Ruto nuovamente sotto accusa
Il risultato dell’inchiesta è stato postato integralmente sul sito di Bellincat il 15 giugno e raccontato il 16 dal Daily Nation con un lungo articolo sulla prima, seconda e terza pagina del quotidiano. La sua versione online si apre con una video-inchiesta di 20 minuti della NTV, una delle reti nazionali più seguite nel paese, pure coinvolta nel lavoro di ricerca. Il video, che utilizza molti spezzoni dei filmati postati sui social media dai militari sudanesi, è intitolato “Brothers in arms” (Fratelli nelle armi).
Il riferimento è al presidente kenyano William Ruto e al comandante in capo delle Forze di supporto rapido, generale Mohamed Hamdan Dagalo, conosciuto come Hemeti. Anche l’articolo cartaceo si apre con una grande foto dei due, scattata quando Hemeti fu ricevuto alla State House di Nairobi, all’inizio di gennaio del 2024.
Non ci sono dubbi, dunque, riguardo all’impatto del caso sull’immagine del presidente, già in difficoltà in questo periodo per gli abusi della polizia contro cittadini critici e dimostranti pacifici.
L’articolo del Daily Nation sembra mettere in discussione la sua stessa credibilità. Si apre infatti con le parole pronunciate da Ruto il 31 maggio, durante una conferenza stampa alla State House. “Ci sono due generali che non hanno riguardo per la vita umana. La guerra in Sudan sta diventando una carneficina. È già una vera e propria catastrofe umanitaria”. A cui, sembrano suggerire gli autori del pezzo, il Kenya sta partecipando, armando uno dei belligeranti.

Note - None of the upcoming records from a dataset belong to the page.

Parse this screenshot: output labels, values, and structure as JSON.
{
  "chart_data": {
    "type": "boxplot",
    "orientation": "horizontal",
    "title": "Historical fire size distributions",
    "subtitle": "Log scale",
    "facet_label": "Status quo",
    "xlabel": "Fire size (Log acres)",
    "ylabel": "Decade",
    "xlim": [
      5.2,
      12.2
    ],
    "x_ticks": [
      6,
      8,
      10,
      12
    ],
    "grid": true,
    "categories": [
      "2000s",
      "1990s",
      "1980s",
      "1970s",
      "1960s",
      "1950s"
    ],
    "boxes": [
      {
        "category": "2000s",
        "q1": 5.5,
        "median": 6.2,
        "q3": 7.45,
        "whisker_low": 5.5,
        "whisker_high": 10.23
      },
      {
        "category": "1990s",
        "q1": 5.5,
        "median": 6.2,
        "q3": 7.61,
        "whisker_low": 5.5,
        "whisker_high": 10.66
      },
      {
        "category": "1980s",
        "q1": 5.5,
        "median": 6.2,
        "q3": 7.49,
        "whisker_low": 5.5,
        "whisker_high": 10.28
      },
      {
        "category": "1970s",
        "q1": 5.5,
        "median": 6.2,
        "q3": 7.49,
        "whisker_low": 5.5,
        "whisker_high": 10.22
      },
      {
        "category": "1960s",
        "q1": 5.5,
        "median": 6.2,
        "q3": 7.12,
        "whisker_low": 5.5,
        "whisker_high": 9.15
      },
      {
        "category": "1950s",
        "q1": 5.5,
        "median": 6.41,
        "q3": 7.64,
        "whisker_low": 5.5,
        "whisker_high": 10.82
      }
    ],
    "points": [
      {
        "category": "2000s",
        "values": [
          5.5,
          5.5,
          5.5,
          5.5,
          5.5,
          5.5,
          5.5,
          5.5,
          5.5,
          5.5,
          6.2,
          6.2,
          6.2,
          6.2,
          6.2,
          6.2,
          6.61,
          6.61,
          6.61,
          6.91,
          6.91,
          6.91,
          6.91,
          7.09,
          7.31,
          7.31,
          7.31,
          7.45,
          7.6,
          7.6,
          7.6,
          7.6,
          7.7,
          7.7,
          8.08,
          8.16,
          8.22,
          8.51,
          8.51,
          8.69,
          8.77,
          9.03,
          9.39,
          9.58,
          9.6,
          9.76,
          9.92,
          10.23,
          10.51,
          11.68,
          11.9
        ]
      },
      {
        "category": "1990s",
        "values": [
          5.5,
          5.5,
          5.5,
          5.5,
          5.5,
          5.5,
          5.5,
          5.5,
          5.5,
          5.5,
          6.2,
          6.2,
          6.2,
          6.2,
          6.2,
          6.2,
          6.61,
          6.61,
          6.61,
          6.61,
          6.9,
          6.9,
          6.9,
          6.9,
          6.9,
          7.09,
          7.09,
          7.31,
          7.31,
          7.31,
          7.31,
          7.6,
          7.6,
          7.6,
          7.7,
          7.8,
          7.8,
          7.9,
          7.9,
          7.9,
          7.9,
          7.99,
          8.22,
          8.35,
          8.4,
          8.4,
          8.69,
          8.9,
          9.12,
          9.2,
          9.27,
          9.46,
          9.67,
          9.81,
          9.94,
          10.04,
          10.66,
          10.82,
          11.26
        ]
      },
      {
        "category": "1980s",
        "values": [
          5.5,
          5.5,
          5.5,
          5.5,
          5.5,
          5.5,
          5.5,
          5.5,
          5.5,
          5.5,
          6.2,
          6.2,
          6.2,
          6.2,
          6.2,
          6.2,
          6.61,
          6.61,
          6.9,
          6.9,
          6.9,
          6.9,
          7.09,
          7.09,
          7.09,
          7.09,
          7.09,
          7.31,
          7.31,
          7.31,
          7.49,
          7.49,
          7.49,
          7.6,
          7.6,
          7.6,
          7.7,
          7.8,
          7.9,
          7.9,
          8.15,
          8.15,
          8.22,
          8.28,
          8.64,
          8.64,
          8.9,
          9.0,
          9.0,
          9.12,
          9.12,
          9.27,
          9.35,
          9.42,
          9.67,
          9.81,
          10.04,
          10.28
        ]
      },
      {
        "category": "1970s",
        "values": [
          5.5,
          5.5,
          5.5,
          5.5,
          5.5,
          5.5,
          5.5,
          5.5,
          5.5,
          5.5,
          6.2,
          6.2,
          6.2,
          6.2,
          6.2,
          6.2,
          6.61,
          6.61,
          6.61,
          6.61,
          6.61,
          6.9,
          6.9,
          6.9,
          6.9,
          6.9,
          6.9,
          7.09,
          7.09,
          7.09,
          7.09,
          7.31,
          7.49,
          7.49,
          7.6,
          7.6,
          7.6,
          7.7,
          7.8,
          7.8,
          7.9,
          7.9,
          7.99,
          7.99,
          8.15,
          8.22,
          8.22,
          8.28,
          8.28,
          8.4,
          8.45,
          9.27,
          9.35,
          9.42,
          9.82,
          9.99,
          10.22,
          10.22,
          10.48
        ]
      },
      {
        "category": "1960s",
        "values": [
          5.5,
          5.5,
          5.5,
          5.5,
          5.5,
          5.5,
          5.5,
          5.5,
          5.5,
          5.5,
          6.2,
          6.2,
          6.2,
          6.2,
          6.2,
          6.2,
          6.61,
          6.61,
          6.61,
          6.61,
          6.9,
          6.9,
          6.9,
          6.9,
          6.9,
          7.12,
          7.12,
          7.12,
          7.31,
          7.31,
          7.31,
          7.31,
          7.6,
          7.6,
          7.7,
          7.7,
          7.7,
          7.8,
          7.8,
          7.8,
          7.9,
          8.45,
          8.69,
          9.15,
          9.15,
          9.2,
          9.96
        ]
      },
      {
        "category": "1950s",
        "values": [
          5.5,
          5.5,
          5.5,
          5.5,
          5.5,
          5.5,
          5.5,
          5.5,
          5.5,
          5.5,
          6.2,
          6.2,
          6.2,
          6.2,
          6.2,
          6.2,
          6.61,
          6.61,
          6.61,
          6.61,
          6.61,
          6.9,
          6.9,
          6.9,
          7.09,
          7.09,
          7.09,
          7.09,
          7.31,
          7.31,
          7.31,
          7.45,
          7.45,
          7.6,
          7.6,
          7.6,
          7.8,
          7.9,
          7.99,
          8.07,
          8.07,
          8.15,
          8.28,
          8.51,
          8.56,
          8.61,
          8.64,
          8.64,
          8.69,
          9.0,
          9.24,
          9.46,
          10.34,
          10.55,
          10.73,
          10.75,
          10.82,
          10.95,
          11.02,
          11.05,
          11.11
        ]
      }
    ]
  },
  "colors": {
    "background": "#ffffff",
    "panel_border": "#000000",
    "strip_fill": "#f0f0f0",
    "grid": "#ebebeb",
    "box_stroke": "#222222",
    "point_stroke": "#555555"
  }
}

Si interrogano poi sulla politica regionale del paese, ricordando il ruolo negoziale sempre svolto durante le numerose crisi nell’area. Un ruolo riconosciuto e apprezzato, tanto che anche all’inizio dell’attuale conflitto sudanese Ruto, in quanto presidente dell’IGAD, l’organizzazione regionale incaricata dall’Unione Africana di trattare tra i due contendenti, era stato delegato per aprire un tavolo negoziale.
La sua mediazione era stata rifiutata dal generale al-Burhan, capo dell’esercito e del Consiglio Sovrano, istituzione che funziona da presidenza di fatto del paese. Evidentemente già allora c’erano dubbi sull’effettiva neutralità del Kenya.
I dubbi sono diventati certezze per il governo sudanese nell’occasione della formazione dell’Alleanza per il Nuovo Sudan, guidata dalle RSF con l’obiettivo di formare un governo alternativo. L’alleanza è stata resa pubblica a Nairobi in una sala istituzionale con il palco dominato dalla foto ufficiale del presidente Ruto.
La circostanza ha provocato la rottura delle relazioni diplomatiche e commerciali e di conseguenza l’impossibilità di ospitare e guidare eventuali negoziati di pace futuri, abdicando ad un ruolo riconosciuto al paese nella regione.
L’ombra emiratina
L’inchiesta si chiede anche perché il governo Ruto abbia intrapreso una linea politica si direbbe ben poco utile al suo paese.
Justin Lynch, uno degli esperti interpellati da Bellincat, si esprime in questi termini: “Sembra difficile considerare una coincidenza il fatto che la conferenza delle RSF a Nairobi (quella di presentazione dell’allenza per il Nuovo Sudan, ndr) sia stata immediatamente seguita da un prestito degli EAU di 1,5 miliardi di dollari. La circostanza fa anche aumentare il sospetto che carichi di armi tra gli EAU e le RSF siano transitati dal Kenya”.